Not a direct answer, but three possible options:
Use the built-in caching mechanism of RavenDB
My initial guess is that your caching mechanism is actually hurting performance. The RavenDB client has built-in caching (see here how to configure it: https://ravendb.net/docs/article-page/3.5/csharp/client-api/how-to/setup-aggressive-caching )
The problem is that the cache is local to each server. If server A uploaded the file earlier, server B will still need to extract it if this happens in order to process this file next time.
One option that you could implement is to split the workload. For instance:
- Server A => fetch files starting with AD
- Server B => fetch files starting with EH
- Server C => ...
This will provide cache optimization on each server.
Get a bigger car
If you still want to use your own caching mechanism, there are two things that I think might be the bottleneck:
- Disk access
- JSON destabilization
For these problems, the only thing I can imagine is to get more resources:
- If it's a drive, use premium storage with an SSD.

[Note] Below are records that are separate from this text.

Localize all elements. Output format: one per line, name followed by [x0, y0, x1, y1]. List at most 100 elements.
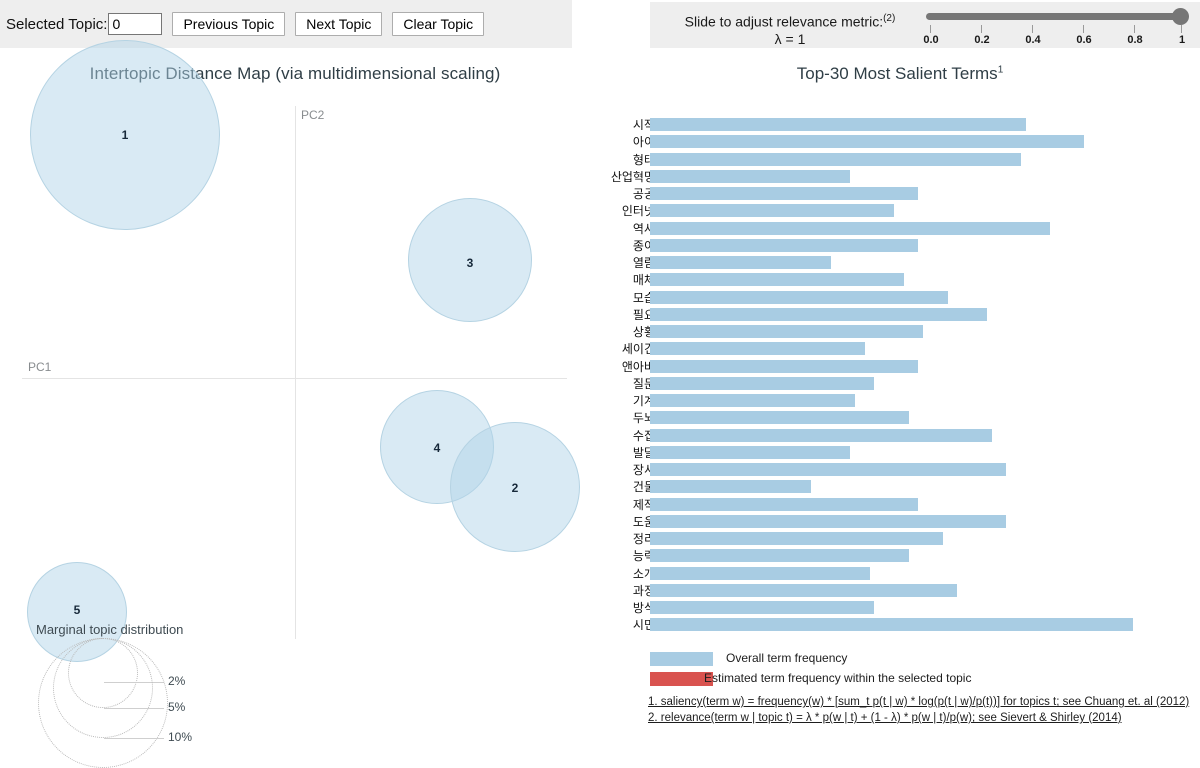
bar-rect[interactable] — [650, 480, 812, 494]
bar-label: 상황 — [632, 325, 655, 339]
bar-label: 시작 — [632, 118, 655, 132]
bar-row[interactable]: 건물 — [600, 480, 1200, 494]
bar-rect[interactable] — [650, 566, 870, 580]
footnote-relevance[interactable]: 2. relevance(term w | topic t) = λ * p(w… — [648, 712, 1122, 724]
bar-row[interactable]: 발달 — [600, 445, 1200, 460]
bar-row[interactable]: 장서 — [600, 463, 1200, 477]
bar-rect[interactable] — [650, 601, 875, 614]
bar-rect[interactable] — [650, 583, 958, 597]
bar-label: 필요 — [632, 307, 655, 322]
selected-topic-label: Selected Topic: — [6, 15, 108, 33]
marginal-ring-label-2pct: 2% — [168, 674, 186, 688]
bar-label: 과정 — [632, 583, 655, 598]
bar-label: 세이건 — [621, 342, 655, 357]
topic-bubble-label-3: 3 — [466, 256, 474, 270]
lambda-slider-thumb[interactable] — [1172, 8, 1189, 25]
bar-row[interactable]: 아이 — [600, 135, 1200, 149]
bar-row[interactable]: 상황 — [600, 325, 1200, 339]
lambda-slider-track[interactable] — [926, 13, 1184, 20]
bar-rect[interactable] — [650, 428, 992, 442]
bar-rect[interactable] — [650, 204, 894, 218]
bar-rect[interactable] — [650, 463, 1007, 476]
bar-rect[interactable] — [650, 376, 875, 390]
bar-rect[interactable] — [650, 445, 851, 459]
bar-row[interactable]: 산업혁명 — [600, 169, 1200, 184]
bar-row[interactable]: 세이건 — [600, 342, 1200, 356]
bar-rect[interactable] — [650, 118, 1026, 131]
marginal-topic-distribution-caption: Marginal topic distribution — [36, 622, 184, 637]
bar-rect[interactable] — [650, 169, 851, 183]
next-topic-button[interactable]: Next Topic — [295, 12, 383, 36]
intertopic-distance-panel: Selected Topic: Previous Topic Next Topi… — [0, 0, 600, 768]
topic-bubble-label-1: 1 — [121, 128, 129, 142]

- If this is deserialization, get a VM with a large processor
RAM Cache Files
Alternatively, instead of writing files to disk, save them in memory and get a virtual machine with a large amount of RAM. You do not need THIS a lot of RAM, since 1000 files * 10 MB are still only 1 GB. This will eliminate disk access and deserialization.
But in the end, itβs best to first determine where the bottleneck is and see if it can be mitigated using the built-in RavenDB caching mechanism.